For a larger project, I'm currently in the process of writing a Stanford polygon file (PLY) parser. The example at Github Gists is currently capable of parsing ASCII-format PLY files into a data abstraction
Mesh. It also contains a description of the actual grammar, for those inclined.
However the format definition (PLY - Polygon File Format) also includes two binary formats (little and big endian). Since those two formats are much more common (and storage-space efficient), I would like to be able to parse those files with
pyparsing as well.
I'm grateful for some advice on how to do that, if at all possible.
The idea of the binary PLY files is that, the header portion consists of an ASCII description of the actual data of the file, and the body contains the actual data.
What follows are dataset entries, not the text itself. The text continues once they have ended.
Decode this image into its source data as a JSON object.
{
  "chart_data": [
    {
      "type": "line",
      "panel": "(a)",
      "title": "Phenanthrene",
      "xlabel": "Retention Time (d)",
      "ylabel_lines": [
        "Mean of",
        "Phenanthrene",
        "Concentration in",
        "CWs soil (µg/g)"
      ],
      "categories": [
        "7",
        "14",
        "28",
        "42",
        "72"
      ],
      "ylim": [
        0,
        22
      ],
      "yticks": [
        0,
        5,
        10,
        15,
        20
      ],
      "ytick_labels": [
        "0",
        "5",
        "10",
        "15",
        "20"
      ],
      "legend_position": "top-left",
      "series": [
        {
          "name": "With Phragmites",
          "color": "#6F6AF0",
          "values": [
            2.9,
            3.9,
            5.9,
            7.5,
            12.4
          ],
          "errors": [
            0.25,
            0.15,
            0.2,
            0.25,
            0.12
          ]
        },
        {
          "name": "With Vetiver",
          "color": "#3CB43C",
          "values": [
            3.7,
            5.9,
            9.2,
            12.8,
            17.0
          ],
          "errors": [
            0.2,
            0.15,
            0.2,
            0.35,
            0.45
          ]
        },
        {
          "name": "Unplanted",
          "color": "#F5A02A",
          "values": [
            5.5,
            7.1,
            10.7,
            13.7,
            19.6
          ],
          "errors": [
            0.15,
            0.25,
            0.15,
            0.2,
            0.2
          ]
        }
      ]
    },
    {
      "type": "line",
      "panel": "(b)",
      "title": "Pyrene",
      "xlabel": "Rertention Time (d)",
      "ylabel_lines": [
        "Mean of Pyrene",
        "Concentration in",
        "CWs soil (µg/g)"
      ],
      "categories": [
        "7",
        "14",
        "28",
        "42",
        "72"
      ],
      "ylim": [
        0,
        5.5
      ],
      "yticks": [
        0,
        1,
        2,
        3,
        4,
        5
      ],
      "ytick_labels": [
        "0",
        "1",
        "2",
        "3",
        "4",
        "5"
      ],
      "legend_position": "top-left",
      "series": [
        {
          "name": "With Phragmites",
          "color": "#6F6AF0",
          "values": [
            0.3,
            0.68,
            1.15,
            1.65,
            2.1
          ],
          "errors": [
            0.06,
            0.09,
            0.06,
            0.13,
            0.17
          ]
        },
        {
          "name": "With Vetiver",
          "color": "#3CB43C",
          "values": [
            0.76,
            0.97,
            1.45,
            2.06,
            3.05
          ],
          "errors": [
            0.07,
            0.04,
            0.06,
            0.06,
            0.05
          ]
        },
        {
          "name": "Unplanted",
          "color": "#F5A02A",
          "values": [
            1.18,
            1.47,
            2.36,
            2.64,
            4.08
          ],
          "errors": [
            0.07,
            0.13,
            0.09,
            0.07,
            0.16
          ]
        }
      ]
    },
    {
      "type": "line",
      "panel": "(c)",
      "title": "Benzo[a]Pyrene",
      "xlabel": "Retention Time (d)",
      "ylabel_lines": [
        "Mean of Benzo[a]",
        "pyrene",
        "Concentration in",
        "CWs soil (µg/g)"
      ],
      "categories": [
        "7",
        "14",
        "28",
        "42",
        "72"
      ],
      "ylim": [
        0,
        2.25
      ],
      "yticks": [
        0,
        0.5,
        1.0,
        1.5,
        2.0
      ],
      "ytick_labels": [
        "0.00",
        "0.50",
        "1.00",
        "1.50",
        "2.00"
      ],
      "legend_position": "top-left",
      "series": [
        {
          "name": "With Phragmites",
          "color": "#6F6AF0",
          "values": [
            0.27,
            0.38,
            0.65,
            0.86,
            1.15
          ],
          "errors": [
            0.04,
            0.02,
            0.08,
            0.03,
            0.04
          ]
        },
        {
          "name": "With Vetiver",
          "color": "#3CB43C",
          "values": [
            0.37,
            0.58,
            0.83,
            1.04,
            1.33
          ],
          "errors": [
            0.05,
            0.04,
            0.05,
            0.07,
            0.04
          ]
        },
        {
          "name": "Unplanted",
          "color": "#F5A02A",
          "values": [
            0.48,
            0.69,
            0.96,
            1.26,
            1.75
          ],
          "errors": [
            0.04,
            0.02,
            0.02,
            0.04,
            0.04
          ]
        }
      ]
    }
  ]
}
An example (data in brackets are hex bytes):
ply format binary_little_endian 1.0 element vertex 1 property float x property float y property float z property uchar red property uchar green property uchar blue property uchar alpha end_header [84 72 F1 C1 D8 FD 9F C1 00 00 00 00 3B 45 CB FF]
My first approach was to just load the input file in binary format (using
bytes instead of
str), and adapt the parser accordingly, but this somehow throws
pyparsing off track. Also, I don't really know how to tell
pyparsing how to grok byte groups.
File "components.py", line 338, in create mesh = PlyParser.create().load(mesh_path) File "model_parser.py", line 120, in create property_position = aggregate_property("position", b"x", b"y", b"z") File "model_parser.py", line 113, in aggregate_property aggregates.append(pp.Group(property_simple_prefix + keyword_or(*keywords)("name"))) File "model_parser.py", line 87, in keyword_or return pp.Or(pp.CaselessKeyword(literal) for literal in keywords) File "pyparsing.py", line 3418, in __init__ super(Or,self).__init__(exprs, savelist) File "pyparsing.py", line 3222, in __init__ exprs = list(exprs) File "model_parser.py", line 87, in <genexpr> return pp.Or(pp.CaselessKeyword(literal) for literal in keywords) File "pyparsing.py", line 2496, in __init__ super(CaselessKeyword,self).__init__( matchString, identChars, caseless=True ) File "pyparsing.py", line 2422, in __init__ self.matchLen = len(matchString) TypeError: object of type 'int' has no len()
What you might want to try is to open the file as text, use pyparsing to parse the header and capture the end position of the "end header" token. Use the structure information extracted from the header to build a Python struct reader that will process the binary content. Then reopen the file as binary, seek to the position, and use the struct reader to load the binary content. Probably simpler than twisting pyparsing to be both text and binary.